MS – Alguns arranjos foram claros para mim, outros vieram das ideias dos meus colegas enquanto eu tocava a música; tentei escrever o mínimo possível. O faisão, além de ser um lindo pássaro, tem um som parecido com o ‘Faso‘ que é como os cigarros de maconha são comumente chamados na Argentina, uma planta mestra pela qual temos muito carinho e respeito. Mas pra ser sincero, eu tinha muitos nomes dos quais gostei e quando pesquisei eles já existiam. Pior é que você vem com uma música e descobre que outra pessoa já pensou nela, o mesmo, música e letra, tudo, haha, que felizmente, comigo nunca aconteceu.

WG – Quando acabar a pandemia, pensa em lançar o disco em formato de CD? Já divulgou o disco nas redes ou numa Live?

MS – Não vou editar ‘Faisán’ em CD. A ideia era apresentá-lo ao vivo algumas vezes mas logo a Covid apareceu… É um daqueles projetos em que a gravação chega a seu final, como um disco de música que se tocava muito ao vivo. Agora, já estou compondo novas músicas, canções sem tanta improvisação. A próxima coisa vai ser o contrário, será um álbum de estúdio  e mais tarde verei como e com quem tocarei ao vivo.

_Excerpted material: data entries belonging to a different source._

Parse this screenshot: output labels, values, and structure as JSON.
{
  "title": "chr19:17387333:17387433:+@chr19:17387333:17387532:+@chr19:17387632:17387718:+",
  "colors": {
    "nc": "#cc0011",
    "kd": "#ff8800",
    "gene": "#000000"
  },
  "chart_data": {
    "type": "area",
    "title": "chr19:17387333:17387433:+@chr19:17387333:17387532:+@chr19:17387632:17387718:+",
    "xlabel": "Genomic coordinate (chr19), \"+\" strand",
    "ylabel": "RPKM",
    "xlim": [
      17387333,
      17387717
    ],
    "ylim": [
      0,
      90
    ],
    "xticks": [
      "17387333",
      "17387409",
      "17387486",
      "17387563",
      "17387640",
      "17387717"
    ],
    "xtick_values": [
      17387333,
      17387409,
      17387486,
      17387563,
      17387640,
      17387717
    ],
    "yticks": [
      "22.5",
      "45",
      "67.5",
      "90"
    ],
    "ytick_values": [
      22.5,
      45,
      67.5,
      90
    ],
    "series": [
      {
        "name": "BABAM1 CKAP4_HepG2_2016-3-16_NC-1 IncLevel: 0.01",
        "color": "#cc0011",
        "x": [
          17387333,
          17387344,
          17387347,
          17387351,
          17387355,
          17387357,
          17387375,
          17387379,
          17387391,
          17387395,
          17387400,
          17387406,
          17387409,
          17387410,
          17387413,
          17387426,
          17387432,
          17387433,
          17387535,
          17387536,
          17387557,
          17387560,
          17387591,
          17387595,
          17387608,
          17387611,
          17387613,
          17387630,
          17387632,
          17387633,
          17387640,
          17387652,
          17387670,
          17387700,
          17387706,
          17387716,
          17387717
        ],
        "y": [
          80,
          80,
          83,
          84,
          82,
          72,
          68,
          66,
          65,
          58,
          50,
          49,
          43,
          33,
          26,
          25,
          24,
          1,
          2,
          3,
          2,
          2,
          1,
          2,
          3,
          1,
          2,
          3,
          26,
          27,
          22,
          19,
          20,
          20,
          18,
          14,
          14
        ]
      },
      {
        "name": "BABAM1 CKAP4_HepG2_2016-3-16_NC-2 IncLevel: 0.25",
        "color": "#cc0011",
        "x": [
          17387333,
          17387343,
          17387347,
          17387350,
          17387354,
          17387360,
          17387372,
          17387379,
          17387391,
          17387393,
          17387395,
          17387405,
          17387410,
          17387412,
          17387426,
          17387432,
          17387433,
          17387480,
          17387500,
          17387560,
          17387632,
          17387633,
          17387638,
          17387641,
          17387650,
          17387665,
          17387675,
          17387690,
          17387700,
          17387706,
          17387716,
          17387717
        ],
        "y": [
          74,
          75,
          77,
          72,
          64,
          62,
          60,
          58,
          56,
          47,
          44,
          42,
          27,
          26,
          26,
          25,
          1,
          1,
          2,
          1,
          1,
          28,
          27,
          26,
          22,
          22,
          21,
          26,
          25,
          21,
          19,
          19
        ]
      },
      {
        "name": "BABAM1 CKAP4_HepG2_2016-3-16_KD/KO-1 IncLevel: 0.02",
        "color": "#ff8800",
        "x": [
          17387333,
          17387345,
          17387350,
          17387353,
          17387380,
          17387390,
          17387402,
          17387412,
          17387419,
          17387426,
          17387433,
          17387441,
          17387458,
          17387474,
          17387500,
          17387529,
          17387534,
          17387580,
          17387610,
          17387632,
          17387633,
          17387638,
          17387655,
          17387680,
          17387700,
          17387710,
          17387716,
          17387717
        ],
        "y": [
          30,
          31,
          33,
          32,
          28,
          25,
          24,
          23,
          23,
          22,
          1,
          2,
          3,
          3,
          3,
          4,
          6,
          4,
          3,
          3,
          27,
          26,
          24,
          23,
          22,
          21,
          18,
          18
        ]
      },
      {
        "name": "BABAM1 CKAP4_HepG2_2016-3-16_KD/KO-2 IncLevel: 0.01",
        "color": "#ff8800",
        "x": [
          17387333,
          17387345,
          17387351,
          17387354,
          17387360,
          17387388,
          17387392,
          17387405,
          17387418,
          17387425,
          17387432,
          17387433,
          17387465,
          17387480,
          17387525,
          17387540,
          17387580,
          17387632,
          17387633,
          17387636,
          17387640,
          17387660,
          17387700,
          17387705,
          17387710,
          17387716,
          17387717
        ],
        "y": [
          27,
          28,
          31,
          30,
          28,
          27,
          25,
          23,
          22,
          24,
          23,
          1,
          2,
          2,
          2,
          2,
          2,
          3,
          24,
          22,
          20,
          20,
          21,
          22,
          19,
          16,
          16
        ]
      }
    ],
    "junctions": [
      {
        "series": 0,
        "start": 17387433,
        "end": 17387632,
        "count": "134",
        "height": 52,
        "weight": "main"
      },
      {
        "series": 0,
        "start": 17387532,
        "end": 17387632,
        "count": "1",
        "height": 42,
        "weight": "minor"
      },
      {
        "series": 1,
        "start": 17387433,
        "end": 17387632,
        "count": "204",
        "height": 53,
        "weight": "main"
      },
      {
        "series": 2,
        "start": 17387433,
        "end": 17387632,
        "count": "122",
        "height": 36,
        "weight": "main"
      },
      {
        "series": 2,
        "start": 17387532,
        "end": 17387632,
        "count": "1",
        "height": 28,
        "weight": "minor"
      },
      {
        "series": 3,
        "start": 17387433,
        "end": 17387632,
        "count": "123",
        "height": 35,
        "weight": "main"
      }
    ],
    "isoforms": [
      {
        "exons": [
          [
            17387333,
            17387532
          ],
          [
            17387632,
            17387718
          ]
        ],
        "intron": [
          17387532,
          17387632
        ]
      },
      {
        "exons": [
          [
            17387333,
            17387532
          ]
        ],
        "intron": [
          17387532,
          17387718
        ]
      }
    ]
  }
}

‘Faisán’ já está no Spotify, Youtube, Tidal, etc … todas as plataformas usuais. Toquei algumas músicas numa Live, apenas com a guitarra quando o disco saiu. Acho que o álbum é a melhor forma de ouvir essa música, acho que não vamos fazer uma apresentação, agora estou focado no que está por vir.

WG – Como algumas músicas receberam letras, gostaria que comentasse sobre que sentimentos elas exprimem e se elas também abordam os tempos que você está vivendo.

MS –
Te envio as letras de dois temas del Vol 1 de Faisán:
1 – Echolalia, fala sobre a circulação da energia, da vida e da morte, a transformação da matéria, o efêmero de nossas vidas e nossos pensamentos, sobre as lutas internas para dar um sentido profundo à existência e não deixar que sejamos devorados pelo virtual e pela saturação de informação, sobre a importância de focar em algo verdadeiramente importante para nós, encontrar” a canção”, tua canção.
(letra de Matías Suarez)

Todo el tiempo estamos comiendo,
todo es alimento,
y al final
no hay nada que nos pertenezca,
quedan miles de años por andar.

Tendremos que partir, o partirnos en dos,
de lo que ahora pensas no se que quede,
las guerras están en vos.

Tenes tu cuerpo por un rato,
vamos dando vueltas sin parar,
los ojos no son el problema
vale hacer de cuenta que no están,
apagar lo virtual,
que salga nuestra voz,
es imposible estar en todos lados.
El tiempo ya no está, este instante es lo real.

Tal vez encuentres algún color para pintar tu canción,
pagamos caro pasar los días borrachos de ambición
matando de hambre al corazón.

Nada es eterno, no pierdas tiempo,
hay que encontrar la canción
que llevas dentro,
atravesando ese mundo de ficción
que mata de hambre al corazón.

2 – El espíritu del valle é um poema do grande Lao Tse que fala da natureza e sua capacidade de se regenerar e sobreviver.

El espíritu del valle
es la misteriosa madre
la puerta de la misteriosa madre
perseverando sin cesar
obra sin descanso en su lugar
es la raíz del cielo y de la tierra.